Pour autant ne cédons pas à l'illusion fallacieuse d'une économie sans pétrole ni gaz : le secteur du transport nécessitera toujours l'usage de sources d'énergies peu pondéreuses, et en l'état actuel des choses; seuls les hydrocarbures remplissent ces conditions ! Peut-être en voyant se rapprocher l'horizon de l'épuisement des ressources accessibles en hydrocarbure - fabriquera-t-on un jour, artificiellement et à grand renfort d'énergie renouvelable, le kérosène nécessaire au fonctionnement des avions ? La mondialisation pourrait alors connaître un visage fort différent selon que l'on se place ou non dans un scénario d'énergie abondante et bon marché. Mondialisation matérielle dans le premier cas, sur le modèle de celle que nous connaissons, avec son cortège de délocalisations industrielles et de déplacement de personnes. Mondialisation plus spécifiquement numérique dans celui où l'énergie deviendrait durablement rare, onéreuse et d'exploitation difficile : la majorité les transferts d'activités, de biens ou de services concernerait alors la sphère des biens immatériels ou très légers, tels les logiciels ou les composants électroniques.
On le voit, dans le domaine énergétique, la taille des enjeux ne se compare qu'à la complexité des configurations stratégiques rencontrées par les décideurs.
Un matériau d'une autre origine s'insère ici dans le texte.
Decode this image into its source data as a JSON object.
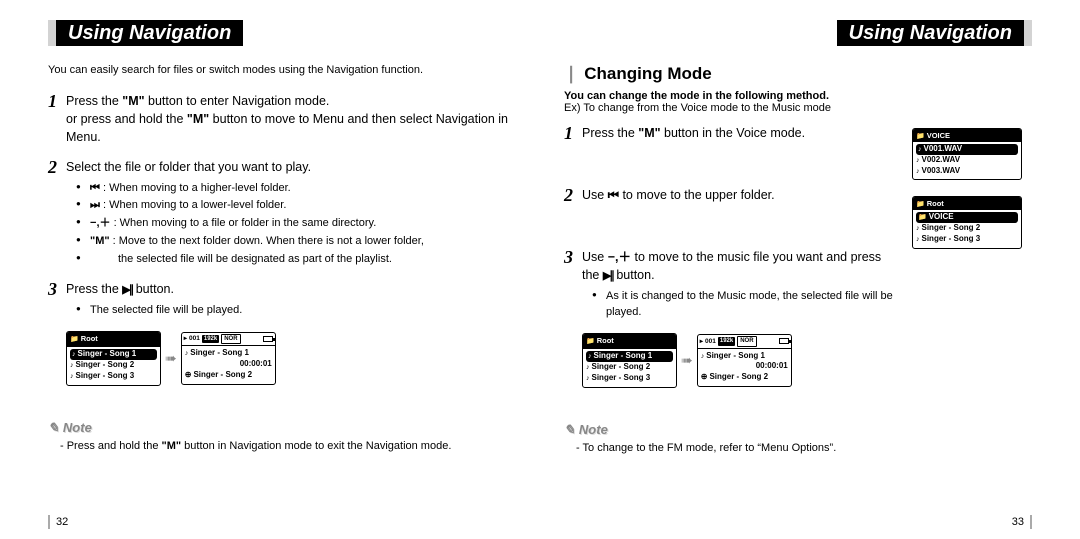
{
  "page_left": {
    "heading": "Using Navigation",
    "intro": "You can easily search for files or switch modes using the Navigation function.",
    "steps": [
      {
        "num": "1",
        "text_a": "Press the ",
        "bold_a": "\"M\"",
        "text_b": " button to enter Navigation mode.",
        "text_c": "or press and hold the ",
        "bold_b": "\"M\"",
        "text_d": " button to move to Menu and then select Navigation in Menu."
      },
      {
        "num": "2",
        "text_a": "Select the file or folder that you want to play.",
        "subitems": [
          {
            "glyph": "rew",
            "text": ": When moving to a higher-level folder."
          },
          {
            "glyph": "ffw",
            "text": ": When moving to a lower-level folder."
          },
          {
            "glyph": "pm",
            "text": ": When moving to a file or folder in the same directory."
          },
          {
            "glyph": "none",
            "bold": "\"M\"",
            "text": " : Move to the next folder down. When there is not a lower folder,"
          },
          {
            "glyph": "indent",
            "text": "the selected file will be designated as part of the playlist."
          }
        ]
      },
      {
        "num": "3",
        "text_a": "Press the ",
        "glyph": "playpause",
        "text_b": " button.",
        "subitems": [
          {
            "glyph": "none",
            "text": "The selected file will be played."
          }
        ]
      }
    ],
    "screen_a": {
      "header_icon": "folder",
      "header": "Root",
      "rows": [
        {
          "icon": "note",
          "text": "Singer - Song 1",
          "hl": true
        },
        {
          "icon": "note",
          "text": "Singer - Song 2"
        },
        {
          "icon": "note",
          "text": "Singer - Song 3"
        }
      ]
    },
    "screen_b": {
      "status": {
        "track": "001",
        "bitrate": "192k",
        "nor": "NOR"
      },
      "now_playing_icon": "note",
      "now_playing": "Singer - Song 1",
      "time": "00:00:01",
      "next_icon": "next",
      "next": "Singer - Song 2"
    },
    "note": {
      "label": "Note",
      "text_a": "- Press and hold the ",
      "bold": "\"M\"",
      "text_b": " button in Navigation mode to exit the Navigation mode."
    },
    "page_number": "32"
  },
  "page_right": {
    "heading": "Using Navigation",
    "section_title": "Changing Mode",
    "sub_intro": "You can change the mode in the following method.",
    "sub_example": "Ex) To change from the Voice mode to the Music mode",
    "steps": [
      {
        "num": "1",
        "text_a": "Press the ",
        "bold_a": "\"M\"",
        "text_b": " button in the Voice mode."
      },
      {
        "num": "2",
        "text_a": "Use ",
        "glyph": "rew",
        "text_b": " to move to the upper folder."
      },
      {
        "num": "3",
        "text_a": "Use ",
        "glyph": "pm",
        "text_b": " to move to the music file you want and press the ",
        "glyph2": "playpause",
        "text_c": " button.",
        "subitems": [
          {
            "glyph": "none",
            "text": "As it is changed to the Music mode, the selected file will be played."
          }
        ]
      }
    ],
    "screen_voice": {
      "header_icon": "folder",
      "header": "VOICE",
      "rows": [
        {
          "icon": "note",
          "text": "V001.WAV",
          "hl": true
        },
        {
          "icon": "note",
          "text": "V002.WAV"
        },
        {
          "icon": "note",
          "text": "V003.WAV"
        }
      ]
    },
    "screen_root": {
      "header_icon": "folder",
      "header": "Root",
      "rows": [
        {
          "icon": "folder",
          "text": "VOICE",
          "hl": true
        },
        {
          "icon": "note",
          "text": "Singer - Song 2"
        },
        {
          "icon": "note",
          "text": "Singer - Song 3"
        }
      ]
    },
    "screen_a": {
      "header_icon": "folder",
      "header": "Root",
      "rows": [
        {
          "icon": "note",
          "text": "Singer - Song 1",
          "hl": true
        },
        {
          "icon": "note",
          "text": "Singer - Song 2"
        },
        {
          "icon": "note",
          "text": "Singer - Song 3"
        }
      ]
    },
    "screen_b": {
      "status": {
        "track": "001",
        "bitrate": "192k",
        "nor": "NOR"
      },
      "now_playing_icon": "note",
      "now_playing": "Singer - Song 1",
      "time": "00:00:01",
      "next_icon": "next",
      "next": "Singer - Song 2"
    },
    "note": {
      "label": "Note",
      "text": "- To change to the FM mode, refer to “Menu Options”."
    },
    "page_number": "33"
  }
}
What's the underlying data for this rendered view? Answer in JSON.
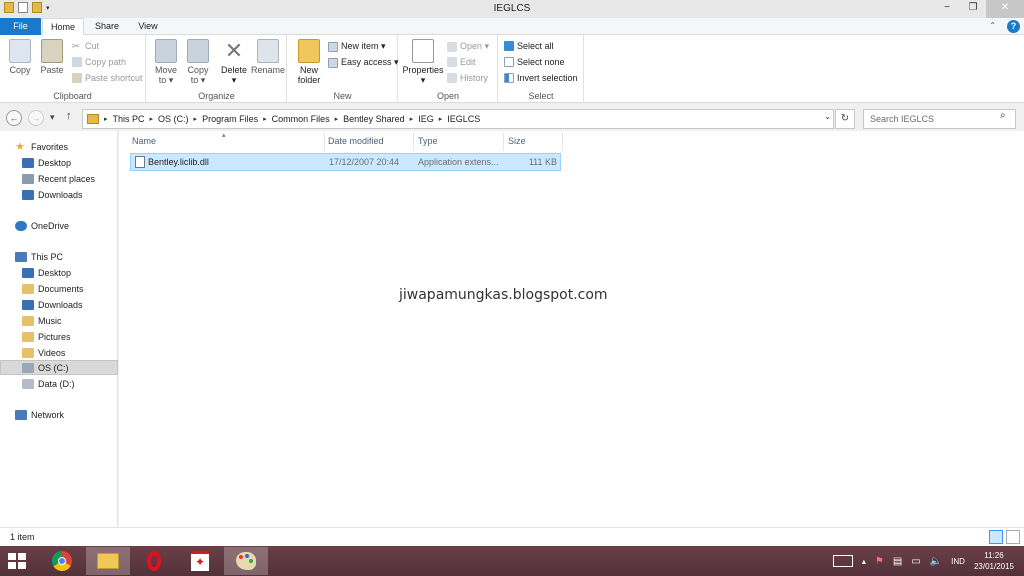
{
  "window": {
    "title": "IEGLCS",
    "minimize": "−",
    "maximize": "❐",
    "close": "✕"
  },
  "tabs": {
    "file": "File",
    "home": "Home",
    "share": "Share",
    "view": "View",
    "help": "?",
    "collapse": "⌃"
  },
  "ribbon": {
    "clipboard": {
      "label": "Clipboard",
      "copy": "Copy",
      "paste": "Paste",
      "cut": "Cut",
      "copy_path": "Copy path",
      "paste_shortcut": "Paste shortcut"
    },
    "organize": {
      "label": "Organize",
      "move_to": "Move",
      "move_to_2": "to ▾",
      "copy_to": "Copy",
      "copy_to_2": "to ▾",
      "delete": "Delete",
      "delete_2": "▾",
      "rename": "Rename"
    },
    "new": {
      "label": "New",
      "new_folder": "New",
      "new_folder_2": "folder",
      "new_item": "New item ▾",
      "easy_access": "Easy access ▾"
    },
    "open": {
      "label": "Open",
      "properties": "Properties",
      "properties_2": "▾",
      "open": "Open ▾",
      "edit": "Edit",
      "history": "History"
    },
    "select": {
      "label": "Select",
      "select_all": "Select all",
      "select_none": "Select none",
      "invert_selection": "Invert selection"
    }
  },
  "nav": {
    "back": "←",
    "forward": "→",
    "recent": "▾",
    "up": "↑",
    "breadcrumb": [
      "This PC",
      "OS (C:)",
      "Program Files",
      "Common Files",
      "Bentley Shared",
      "IEG",
      "IEGLCS"
    ],
    "refresh": "↻",
    "search_placeholder": "Search IEGLCS"
  },
  "sidebar": {
    "favorites": "Favorites",
    "favorites_items": [
      "Desktop",
      "Recent places",
      "Downloads"
    ],
    "onedrive": "OneDrive",
    "this_pc": "This PC",
    "this_pc_items": [
      "Desktop",
      "Documents",
      "Downloads",
      "Music",
      "Pictures",
      "Videos",
      "OS (C:)",
      "Data (D:)"
    ],
    "network": "Network"
  },
  "columns": {
    "name": "Name",
    "date_modified": "Date modified",
    "type": "Type",
    "size": "Size"
  },
  "files": [
    {
      "name": "Bentley.liclib.dll",
      "date_modified": "17/12/2007 20:44",
      "type": "Application extens...",
      "size": "111 KB"
    }
  ],
  "watermark": "jiwapamungkas.blogspot.com",
  "status": {
    "item_count": "1 item"
  },
  "taskbar": {
    "apps": [
      "chrome-icon",
      "file-explorer-icon",
      "opera-icon",
      "acrobat-icon",
      "paint-icon"
    ],
    "language": "IND",
    "time": "11:26",
    "date": "23/01/2015"
  },
  "colors": {
    "accent": "#1979ca",
    "selection": "#cce8ff",
    "taskbar": "#5e3840"
  }
}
Pour relever ces défis, il faut impérativement développer une vision prospective de long terme, intégrant la composante géopolitique. Côté consommateurs, la Chine, les Etats-Unis sont déjà engagés très activement dans une telle démarche. Côté producteur, la Russie joue à fond la carte politique de l'énergie comme en témoigne encore récemment la volonté de Poutine de créer une OPEP du gaz. On ne peut ainsi que déplorer la retenue européenne en ce domaine. Sous peine d'affaiblissement économique et de déclin, l'Europe se doit de développer une telle réflexion, sans faire l'impasse sur la dimension géostratégique du problème. Ne s'agit-il pas pour elle d'une occasion inespérée d'approfondir une dimension politique aujourd'hui cruellement déficiente ?
Conférer au Haut-commissaire chargé de la PESC des compétences en matière énergétique constituerait par exemple une avancée concrète qui contribuerait significativement à l'avènement de cette dimension politique de l'Union Européenne, si souvent invoquée mais si lente à devenir réalité... Osons espérer que ce type d'évolution ne soit pas qu'un vu pieux, malgré les incertitudes constitutionnelles dans laquelle l'Europe s'est embourbée depuis un an et demi !
Colomban Lebas est directeur de recherche au CEREMS, maître de conférences à Sciences-po et chercheur associé à l'ENS-Ulm.